Do Poisonous Spiders Lurk Under Toilet Seats?

I really don’t know about the US, but Aussies using thunderdunnies (outhouses to Americans) should certainly check the seat first - that Aussie country classic about the “Redback on the Toilet Seat” is no urban myth. Redback spiders can’t kill anyone over the age of about 5, but they can certainly make you as crook as a dog.
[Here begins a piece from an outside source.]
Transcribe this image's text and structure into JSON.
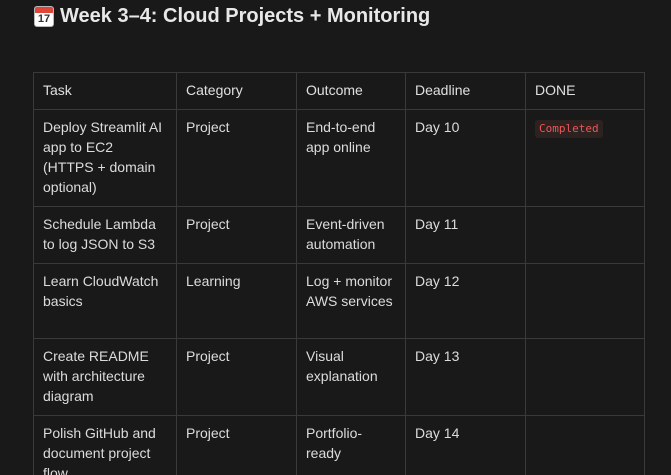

And they like to live near people, whose trash (and what they leave behind in the dunny) attracts insects which are the spider’s food source.
The Sydney Funnel Web is far more dangerous (in fact, the most venomous spider in the world - makes the Black Widow look like a teddy bear) but thankfully prefers to live in holes in the ground rather than on toliet seats, in mailboxes or gas meters (just a few places I have found and squashed redbacks).:eek:

Link to Do poisonous spiders lurk under toilet seats? 18-Mar-2003

I suspect that’s a piece of recently manufactured slang, or else a mistake on the part of the OP. “Dunny” and “Thunderbox” are 1970s slang for “toilet”.

There’s general debate over what constitutes a species. One such debate concerns whether the Red Back Latrodectus hasselti is in fact a different species to the Black Widow Latrodectus mactans or the Katipo Latrodectus katipo.

Just a slight correction, Desmostylus, in that the New Zealand katipo spider is actually two species, Latrodectus katipo (true katipo) and Latrodectus atritus (black katipo). Neither of which are likely to be hiding around the dunnies of our fair land, as their prefered habitat is among the driftwood and sedges. And they’re becoming rarer.

Info from Te Papa museum.

I do not contest the staff answer to the spider story—well debunked! However, as the fellow from Australia said, spiders do love outhouses. They are warm, moist, and hattract insects for spider food. In areas where the black widow spider is found–mostly the southern part of the US, a very large proportion of the black widow spider bites that do occur (somewhere in the 90% range) happen in outhouses. So, just be careful where you go – so to speak. It is unlikely that a single black widow bite will kill you, but it will be most unpleasant.:eek:

See! Leaving the seat up is a good thing!

In reply to Demostylus - "Thunderdunny"is a term I heard widely used in the 1970s and 80s when camping in Hill End, north of Bathurst, and actually refers specifically to the “long drop” style latrine. “Dunny” by itself is far older than 1970s (when they were being phased out) - I have seen in printed in books from the 1950s, and occasionally refer to periods prior to WWI. It stems from the Gaelic “Dun”, which means a “small fort in a meadow”. “Thunderbox” is one I haven’t heard.
Re the species issue; I was under the impression the redback, black widow and katipo are all members of the same genus (Latrodectus) - the second part of their scientific names refer to their specific species.

Just as an aside, can you really blame a spider for biting in that situation? I once heard John Williamson sing the song from the spider’s point of view. “There was a big bum on the toilet seat when I was there last night …” Frightening prospect, really. I mean, what’s the little fella supposed to do, put up an umbrella?

Just look before you sit!

Hey, Doug. You really should’ve given the original UC Riverside article due credit for the writing. You plgiarized it almost verbatim! Shame on you. It reflects terribly on this site when you “quote” without giving due credit. Really, what’s gotten into you?

On the species issue:

Spider Envenomations, Redback

There is a thunderbox in Evelyn Waugh’s novel about WWII, “Sword of Honour”. You can read about it at Thunderbox
It seems to have been around for some time.

Simple, really. Since I was involved in developing that UCR page, and had my friend Rick’s cooperation, I didn’t bother.